La montagne, Sylvain Cachard est tombé dedans tout petit, quand il partait sur les sentiers avec ses parents. Quinze ans plus tard, il en a fait plus qu’une passion, son chemin de vie. Rencontre avec un champion d’Europe sensible, qui rêve désormais de conquérir le monde et les sommets.
Après trois titres de champion de France de course en montagne, vous avez été sacré champion d’Europe à El Paso (Espagne) début juillet. Qu’est-ce que cela représente pour vous ?
Beaucoup de choses ! C’est d’abord un honneur et une fierté de gagner un titre international. C’est prestigieux. Car c’est la course d’un jour et malgré toute l’énergie que l’on peut y mettre, on n’est jamais sur du résultat. De plus, ça me tenait à cœur de réussir cette année aux côtés de mes amis et de Julien Rançon (21e). C’était en effet le dernier Français à avoir décroché une médaille internationale, en 2006, et c’est lui qui m’a transmis cette passion pour la course en montagne. J’avais vraiment envie de ce petit geste pour lui montrer tout le chemin que j’avais parcouru. Je sais que je suis quelqu’un d’hyper sensible et que je pleure très souvent sur les lignes d’arrivée, mais je me rends compte finalement que toutes ces émotions, lorsque je sais les maîtriser, m’aident aussi à me transcender pour aller trouver les ressources nécessaires. C’est donc un accomplissement dans plein de domaines.
Comment êtes-vous arrivé à la course en montagne ?

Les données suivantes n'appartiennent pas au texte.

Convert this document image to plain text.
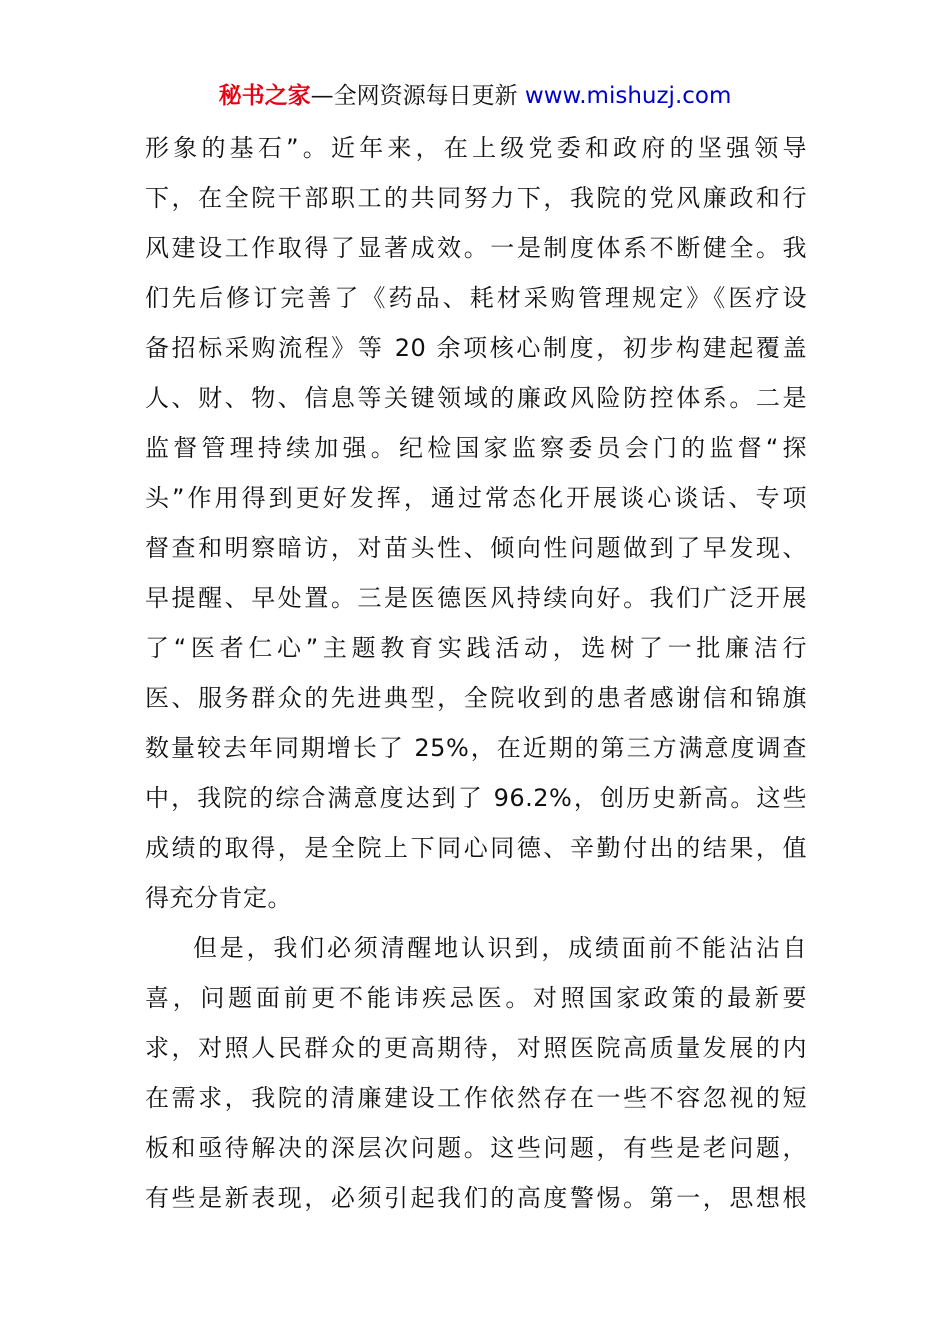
秘书之家—全网资源每日更新 www.mishuzj.com
形象的基石”。近年来，在上级党委和政府的坚强领导
下，在全院干部职工的共同努力下，我院的党风廉政和行
风建设工作取得了显著成效。一是制度体系不断健全。我
们先后修订完善了《药品、耗材采购管理规定》《医疗设
备招标采购流程》等 20 余项核心制度，初步构建起覆盖
人、财、物、信息等关键领域的廉政风险防控体系。二是
监督管理持续加强。纪检国家监察委员会门的监督“探
头”作用得到更好发挥，通过常态化开展谈心谈话、专项
督查和明察暗访，对苗头性、倾向性问题做到了早发现、
早提醒、早处置。三是医德医风持续向好。我们广泛开展
了“医者仁心”主题教育实践活动，选树了一批廉洁行
医、服务群众的先进典型，全院收到的患者感谢信和锦旗
数量较去年同期增长了 25%，在近期的第三方满意度调查
中，我院的综合满意度达到了 96.2%，创历史新高。这些
成绩的取得，是全院上下同心同德、辛勤付出的结果，值
得充分肯定。
但是，我们必须清醒地认识到，成绩面前不能沾沾自
喜，问题面前更不能讳疾忌医。对照国家政策的最新要
求，对照人民群众的更高期待，对照医院高质量发展的内
在需求，我院的清廉建设工作依然存在一些不容忽视的短
板和亟待解决的深层次问题。这些问题，有些是老问题，
有些是新表现，必须引起我们的高度警惕。第一，思想根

J’ai commencé assez tôt. Ma première licence date de mes 13 ans. Mais je faisais déjà beaucoup de sport avant. Mon père vient du cyclisme et ma mère de la natation, j’ai donc très rapidement été sur un VTT à jouer dehors dans la nature avec mon frère. Ma première compétition, c’était du raid multisports. Je devais avoir 8 ou 9 ans et on enchaînait les disciplines VTT, course d’orientation, trail… J’ai tout de suite été passionné par la montagne. L’envie de performance est venue plus tard. J’avais été champion régional de cross et j’étais effectivement doué en course à pied, mais ce que j’adorais par-dessus tout, c’était d’aller courir en montagne avec mes parents. Je pense que j’ai eu la chance de croiser des gens qui ont entendu mon envie de me donner à 100 % et qui m’ont conseillé de faire de la piste pour développer la vitesse. Je suis donc parti en sport-étude dans un lycée de Lozère pour y faire deux années de piste. Mais ça ne m’a pas plu. Je n’aimais pas cet effort trop régulier. Je pense que ma foulée n’est pas faite pour ça. À la fin de la saison de cross, en juniors 1, j’ai donc annoncé à mon coach que je voulais faire de la course en montagne et j’ai décroché ma première sélection en équipe de France juniors.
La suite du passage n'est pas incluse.